Ukraine’s real gross domestic product (GDP) growth in the second quarter of 2023 compared to the same period last year amounted to 18.3% after a decline of 10.5% in the first quarter, such an updated estimate the National Bank of Ukraine published in an inflation report on its website on Friday night.

According to it, the economic recovery will slow to 4.6% in the third quarter of 2023 and 1.8% in the fourth quarter, with a slight acceleration to 2.6-2.2% in the first and second quarters of next year.

In late April, the National Bank expected GDP growth of 15.9% in the second quarter of this year, and 3.9% and 3.7% in the third and fourth quarters, respectively.

Overall, as reported, the NBU improved its forecast for Ukraine’s economic recovery this year to 2.9% from 2.0% in April (including by improving its estimate of the decline in the first quarter from 13.5% to 10.5%), but worsened it for next year to 3.5% from 4.3%.

“The baseline scenario is based on assumptions about Ukraine’s consistent compliance with the obligations of the Extended Fund Facility Program with the IMF, coherent monetary and fiscal policies, gradual leveling of quasi-fiscal imbalances, particularly in the energy sector. Also, the baseline scenario assumes a tangible reduction of security risks from mid-2024, which will contribute to the full unblocking of seaports, reduction of sovereign risk premium and return of forced migrants to Ukraine”, – the National Bank almost verbatim repeated the paragraph of the previous inflation report, but moved the reduction of security risks from the beginning of 2024 to its middle.

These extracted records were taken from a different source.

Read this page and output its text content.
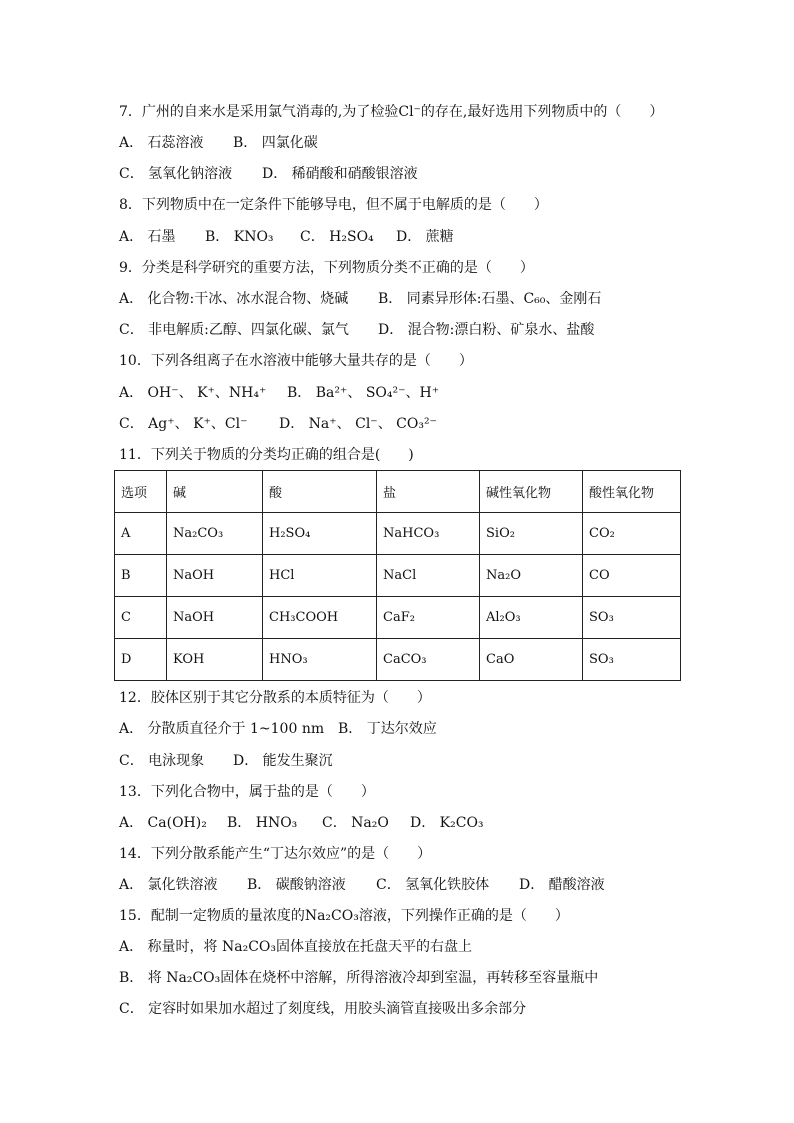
7．广州的自来水是采用氯气消毒的,为了检验Cl⁻的存在,最好选用下列物质中的（　　）
A． 石蕊溶液 B． 四氯化碳
C． 氢氧化钠溶液 D． 稀硝酸和硝酸银溶液
8．下列物质中在一定条件下能够导电，但不属于电解质的是（　　）
A． 石墨 B． KNO₃ C． H₂SO₄ D． 蔗糖
9．分类是科学研究的重要方法，下列物质分类不正确的是（　　）
A． 化合物:干冰、冰水混合物、烧碱 B． 同素异形体:石墨、C₆₀、金刚石
C． 非电解质:乙醇、四氯化碳、氯气 D． 混合物:漂白粉、矿泉水、盐酸
10．下列各组离子在水溶液中能够大量共存的是（　　）
A． OH⁻、 K⁺、NH₄⁺ B． Ba²⁺、 SO₄²⁻、H⁺
C． Ag⁺、 K⁺、Cl⁻ D． Na⁺、 Cl⁻、 CO₃²⁻
11．下列关于物质的分类均正确的组合是(　　)
选项	碱	酸	盐	碱性氧化物	酸性氧化物
A	Na₂CO₃	H₂SO₄	NaHCO₃	SiO₂	CO₂
B	NaOH	HCl	NaCl	Na₂O	CO
C	NaOH	CH₃COOH	CaF₂	Al₂O₃	SO₃
D	KOH	HNO₃	CaCO₃	CaO	SO₃
12．胶体区别于其它分散系的本质特征为（　　）
A． 分散质直径介于 1~100 nm B． 丁达尔效应
C． 电泳现象 D． 能发生聚沉
13．下列化合物中，属于盐的是（　　）
A． Ca(OH)₂ B． HNO₃ C． Na₂O D． K₂CO₃
14．下列分散系能产生“丁达尔效应”的是（　　）
A． 氯化铁溶液 B． 碳酸钠溶液 C． 氢氧化铁胶体 D． 醋酸溶液
15．配制一定物质的量浓度的Na₂CO₃溶液，下列操作正确的是（　　）
A． 称量时，将 Na₂CO₃固体直接放在托盘天平的右盘上
B． 将 Na₂CO₃固体在烧杯中溶解，所得溶液冷却到室温，再转移至容量瓶中
C． 定容时如果加水超过了刻度线，用胶头滴管直接吸出多余部分
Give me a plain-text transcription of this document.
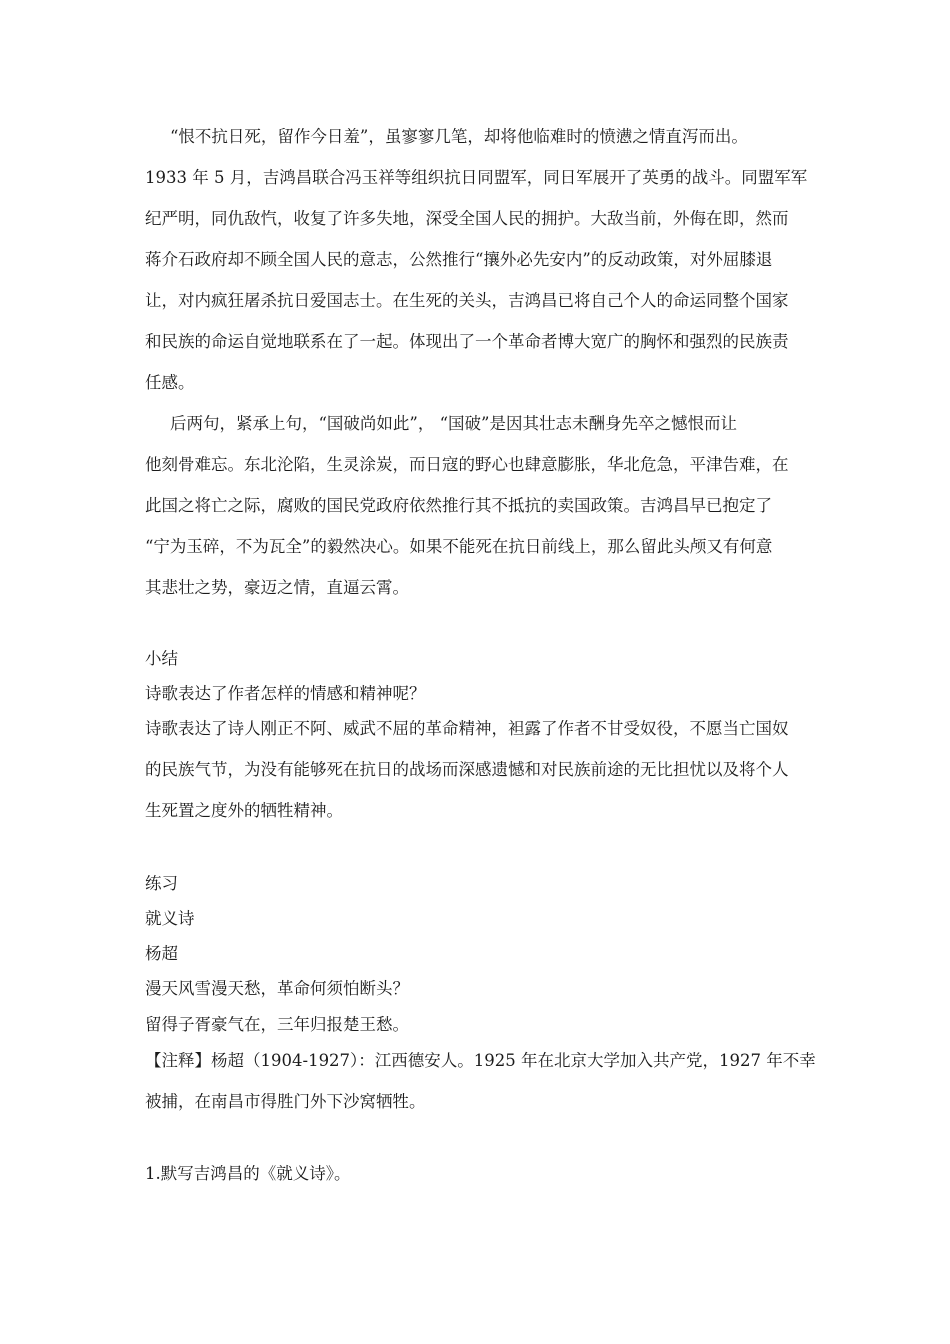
“恨不抗日死，留作今日羞”，虽寥寥几笔，却将他临难时的愤懑之情直泻而出。
1933 年 5 月，吉鸿昌联合冯玉祥等组织抗日同盟军，同日军展开了英勇的战斗。同盟军军
纪严明，同仇敌忾，收复了许多失地，深受全国人民的拥护。大敌当前，外侮在即，然而
蒋介石政府却不顾全国人民的意志，公然推行“攘外必先安内”的反动政策，对外屈膝退
让，对内疯狂屠杀抗日爱国志士。在生死的关头，吉鸿昌已将自己个人的命运同整个国家
和民族的命运自觉地联系在了一起。体现出了一个革命者博大宽广的胸怀和强烈的民族责
任感。
后两句，紧承上句，“国破尚如此”， “国破”是因其壮志未酬身先卒之憾恨而让
他刻骨难忘。东北沦陷，生灵涂炭，而日寇的野心也肆意膨胀，华北危急，平津告难，在
此国之将亡之际，腐败的国民党政府依然推行其不抵抗的卖国政策。吉鸿昌早已抱定了
“宁为玉碎，不为瓦全”的毅然决心。如果不能死在抗日前线上，那么留此头颅又有何意
其悲壮之势，豪迈之情，直逼云霄。
小结
诗歌表达了作者怎样的情感和精神呢？
诗歌表达了诗人刚正不阿、威武不屈的革命精神，袒露了作者不甘受奴役，不愿当亡国奴
的民族气节，为没有能够死在抗日的战场而深感遗憾和对民族前途的无比担忧以及将个人
生死置之度外的牺牲精神。
练习
就义诗
杨超
漫天风雪漫天愁，革命何须怕断头？
留得子胥豪气在，三年归报楚王愁。
【注释】杨超（1904-1927）：江西德安人。1925 年在北京大学加入共产党，1927 年不幸
被捕，在南昌市得胜门外下沙窝牺牲。
1.默写吉鸿昌的《就义诗》。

Despite this, the key risk to the forecast is still a longer duration and intensity of the war, which could slow economic recovery and worsen inflation and exchange rate expectations, the National Bank emphasizes.

Among other risks, the regulator named a decrease in the volume or loss of rhythmicity of international aid, the resumption of significant power shortages due to further destruction of energy infrastructure, which will limit economic activity and exports and lead to higher imports and demand for foreign currency.

The NBU also pointed out the risks of export logistics constraints due to large-scale terrorist attacks, the emergence of additional budgetary needs and significant quasi-fiscal deficits, particularly in the energy sector; further complications for agro-products exports.

The National Bank estimates the probability of the risk of prolongation of the war and its escalation, as well as eco-terrorism of the occupants, as well as a quarter earlier, at the level of 25% to 50%.

As for the “grain corridor,” which stopped working in June, although the National Bank estimated this risk at 25-50%, now the regulator gives a 15-25% probability of restoring its work and the same value estimates the new risk of continuing food ban by some European countries, which threatens additional losses of $500 million by the end of this year and a possible reduction in crops.

With a probability of 15-25%, the National Bank also assumes such risks as increased emigration and imbalance of public finances (freezing of tariffs on housing and utility services, reduction of international aid, emission financing of the deficit).

The risk of renewed energy deficit due to damage to infrastructure is on the scale of the National Bank, as in April, at up to 15%.

In this report, as well as in the previous one, there is a mention of such a factor as “Marshall Plan”, which can greatly affect and improve the macro outlook, and its probability the central bank kept at 15-25%.